# Find all singularities of $\sin(1/\cos(1/z))$ and determine their type

I have the folowing problem at hand:

Find all singularities of $$\sin\left(\frac{1}{\cos\left(\frac{1}{z}\right)}\right)$$ and determine their type.

Now I believe the set of singularities are $$\left\{ \frac{\pi}{2} + n \pi \colon n \in \mathbb{Z} \right\}$$. But I find it hard to figure out what type they are from removable, poles, essential or not isolated at all. Can anyone help me?

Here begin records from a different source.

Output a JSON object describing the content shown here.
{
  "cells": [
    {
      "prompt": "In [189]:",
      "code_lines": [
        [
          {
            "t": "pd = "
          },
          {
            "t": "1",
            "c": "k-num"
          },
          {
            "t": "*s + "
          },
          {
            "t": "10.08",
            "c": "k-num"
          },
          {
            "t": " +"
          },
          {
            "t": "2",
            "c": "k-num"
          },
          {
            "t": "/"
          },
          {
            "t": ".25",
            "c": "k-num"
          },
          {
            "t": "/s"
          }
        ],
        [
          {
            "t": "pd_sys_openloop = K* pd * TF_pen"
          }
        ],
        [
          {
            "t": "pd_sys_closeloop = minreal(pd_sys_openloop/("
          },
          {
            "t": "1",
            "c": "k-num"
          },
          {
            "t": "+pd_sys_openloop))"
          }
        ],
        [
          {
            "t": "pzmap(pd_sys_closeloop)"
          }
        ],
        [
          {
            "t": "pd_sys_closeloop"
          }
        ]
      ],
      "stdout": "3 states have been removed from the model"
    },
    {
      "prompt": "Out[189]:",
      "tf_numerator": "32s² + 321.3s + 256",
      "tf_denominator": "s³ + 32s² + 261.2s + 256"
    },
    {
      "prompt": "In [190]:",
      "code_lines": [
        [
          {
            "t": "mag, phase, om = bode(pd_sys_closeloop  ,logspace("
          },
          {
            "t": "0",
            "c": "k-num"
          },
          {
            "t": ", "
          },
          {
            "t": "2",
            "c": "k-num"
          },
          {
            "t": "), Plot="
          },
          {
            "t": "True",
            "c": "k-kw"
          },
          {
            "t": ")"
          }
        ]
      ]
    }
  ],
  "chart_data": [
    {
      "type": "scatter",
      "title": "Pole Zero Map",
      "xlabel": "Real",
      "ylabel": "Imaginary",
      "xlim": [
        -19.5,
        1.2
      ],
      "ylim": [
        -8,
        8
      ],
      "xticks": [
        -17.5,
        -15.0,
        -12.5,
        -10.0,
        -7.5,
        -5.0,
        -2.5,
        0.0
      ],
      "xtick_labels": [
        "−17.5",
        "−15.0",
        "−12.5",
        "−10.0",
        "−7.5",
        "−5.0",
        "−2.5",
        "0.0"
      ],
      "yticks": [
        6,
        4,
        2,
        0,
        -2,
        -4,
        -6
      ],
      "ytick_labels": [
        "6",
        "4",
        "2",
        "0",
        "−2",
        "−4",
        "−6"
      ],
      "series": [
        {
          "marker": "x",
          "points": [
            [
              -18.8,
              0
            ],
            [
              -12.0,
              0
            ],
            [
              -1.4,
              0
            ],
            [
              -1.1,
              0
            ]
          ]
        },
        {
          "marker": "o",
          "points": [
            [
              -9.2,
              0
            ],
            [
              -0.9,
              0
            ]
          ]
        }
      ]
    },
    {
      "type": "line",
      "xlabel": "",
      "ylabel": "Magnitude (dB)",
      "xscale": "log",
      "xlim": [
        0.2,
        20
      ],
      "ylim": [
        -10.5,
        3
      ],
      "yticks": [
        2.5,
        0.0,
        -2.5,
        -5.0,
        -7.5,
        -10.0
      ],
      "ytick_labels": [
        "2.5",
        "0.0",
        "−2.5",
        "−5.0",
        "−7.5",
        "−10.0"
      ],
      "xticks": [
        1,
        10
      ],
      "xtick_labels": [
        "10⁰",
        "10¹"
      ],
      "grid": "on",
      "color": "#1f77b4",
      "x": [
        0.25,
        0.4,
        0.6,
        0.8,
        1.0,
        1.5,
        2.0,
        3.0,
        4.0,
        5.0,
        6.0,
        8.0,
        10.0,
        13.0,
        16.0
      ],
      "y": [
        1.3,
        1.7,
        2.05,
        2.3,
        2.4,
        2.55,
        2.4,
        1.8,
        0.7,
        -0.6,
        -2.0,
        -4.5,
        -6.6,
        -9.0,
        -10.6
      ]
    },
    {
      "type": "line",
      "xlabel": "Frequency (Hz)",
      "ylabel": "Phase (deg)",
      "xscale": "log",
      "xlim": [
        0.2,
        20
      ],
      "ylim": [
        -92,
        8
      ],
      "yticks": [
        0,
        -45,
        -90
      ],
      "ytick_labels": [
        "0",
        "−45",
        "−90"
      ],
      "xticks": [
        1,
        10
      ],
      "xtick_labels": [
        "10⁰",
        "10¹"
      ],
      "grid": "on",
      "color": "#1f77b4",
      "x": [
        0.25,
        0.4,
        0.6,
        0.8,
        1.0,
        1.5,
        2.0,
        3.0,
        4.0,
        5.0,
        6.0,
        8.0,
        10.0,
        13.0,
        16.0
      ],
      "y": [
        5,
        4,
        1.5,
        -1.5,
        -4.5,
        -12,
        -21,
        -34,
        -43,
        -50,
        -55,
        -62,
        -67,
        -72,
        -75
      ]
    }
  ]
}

• Welcome to MSE! A general remark that is helpful in your case is the following: If $f:\mathbb C\to \mathbb C$ is holomorphic and not a polynomial (this is oftentimes called a transcendental function), and $g$ is holomorphic with a singular point $z_0$ that is not removable, then $f\circ g$ has in $z_0$ an essential singularity. So you can reduce yourself to studying the singularities of $\cos(1/z)$. Commented Mar 30, 2020 at 11:00

Singularities are the points $$z$$ such that $$\cos (1/z)=0,$$ which occurs when $$1/z=\pi/2+n\pi$$ so that you can write the values of $$z$$ now, where $$n$$ is any integer.
Second part: We have Tylor series expansion for $$\sec z$$ by which we can get the Laurent series expansion for $$1/\cos (1/z)$$ with infinitely many terms with negative powers of $$z$$. It is very well explained over here Singularities of ${1}/{\cos(\frac{1}{z})}$
Therefore Sine function after composition has Laurent series expansion at $$z=0$$ with infinitely many terms having negative powers of $$z.$$ Hence the singularities are of essential type.